My experience from all the humanitarian responses. Yes, it is important to know
the territory and adapt.
For the North of Mali humanitarian response in early 2013, people had
difficulty to identify villages, flooded by water on the available images with
the rainy season that last 6 months. In desertic regions it is also very
difficult sometimes to spot houses if images are not clear enough.
For me this offers a good challenge, not to delete nodes but to find houses and
add to OSM !
And yes, often, there are no roads in small african villages. Also in some
villages, we cannot identify what is private, what is public, and people walk
in all directions. We need to observe an area, understand how it is organized.

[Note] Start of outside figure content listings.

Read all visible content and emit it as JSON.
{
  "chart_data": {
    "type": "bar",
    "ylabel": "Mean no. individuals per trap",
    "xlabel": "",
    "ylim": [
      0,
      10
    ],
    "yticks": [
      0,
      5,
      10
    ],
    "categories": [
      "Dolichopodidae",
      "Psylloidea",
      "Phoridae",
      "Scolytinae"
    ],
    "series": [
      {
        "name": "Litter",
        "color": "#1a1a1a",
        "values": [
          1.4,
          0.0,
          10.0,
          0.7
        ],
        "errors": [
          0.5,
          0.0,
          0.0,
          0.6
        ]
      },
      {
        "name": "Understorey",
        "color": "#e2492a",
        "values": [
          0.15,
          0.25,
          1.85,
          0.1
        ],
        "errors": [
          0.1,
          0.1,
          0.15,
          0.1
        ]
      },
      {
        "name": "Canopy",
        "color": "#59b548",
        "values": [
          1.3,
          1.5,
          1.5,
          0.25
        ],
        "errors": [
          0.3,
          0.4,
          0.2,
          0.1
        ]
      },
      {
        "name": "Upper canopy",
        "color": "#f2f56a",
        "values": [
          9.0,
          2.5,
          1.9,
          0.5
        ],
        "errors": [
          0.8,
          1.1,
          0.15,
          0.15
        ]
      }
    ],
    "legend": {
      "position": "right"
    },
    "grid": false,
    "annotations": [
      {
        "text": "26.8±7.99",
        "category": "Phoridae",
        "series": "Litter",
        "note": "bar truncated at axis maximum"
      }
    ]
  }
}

Le dimanche 8 avril 2018 17 h 08 min 47 s HAE, Warin
<61sundow...@gmail.com> a écrit :
In Papua New Guinea there are villages without roads ... people there travel
by foot, plane or boat!
The terrain is such that vehicle roads, even for bicycles, is impractical.
I don't have detailed knowledge of Africa to say if these villages could be
real or not... but I would hesitate to delete them without that knowledge.
Possibly question the original mapper or a mapper active locally or
failing any of that producing results demote them to locality and await a
mapper with on ground experience.
On 09/04/18 06:31, Frederik Ramm wrote:
> On 04/08/2018 10:26 PM, Frederik Ramm wrote:
>> Not only that, someone has already picked them out:
> Looking a bit more at the list, I wonder if we should maybe delete all
> nodes that
> * were imported before 2010 from GNS
> * were never used since
> * have a "fixme=no population estimate available, defaulted to village"
> * and have no mapping in the vicinity
> I have the impression that many of these nodes are stranded in the
> wilderness between several, meanwhile-mapped, populated places, and the
> danger of getting lost while trying to reach one of these places might
> outweigh the advantage of having them.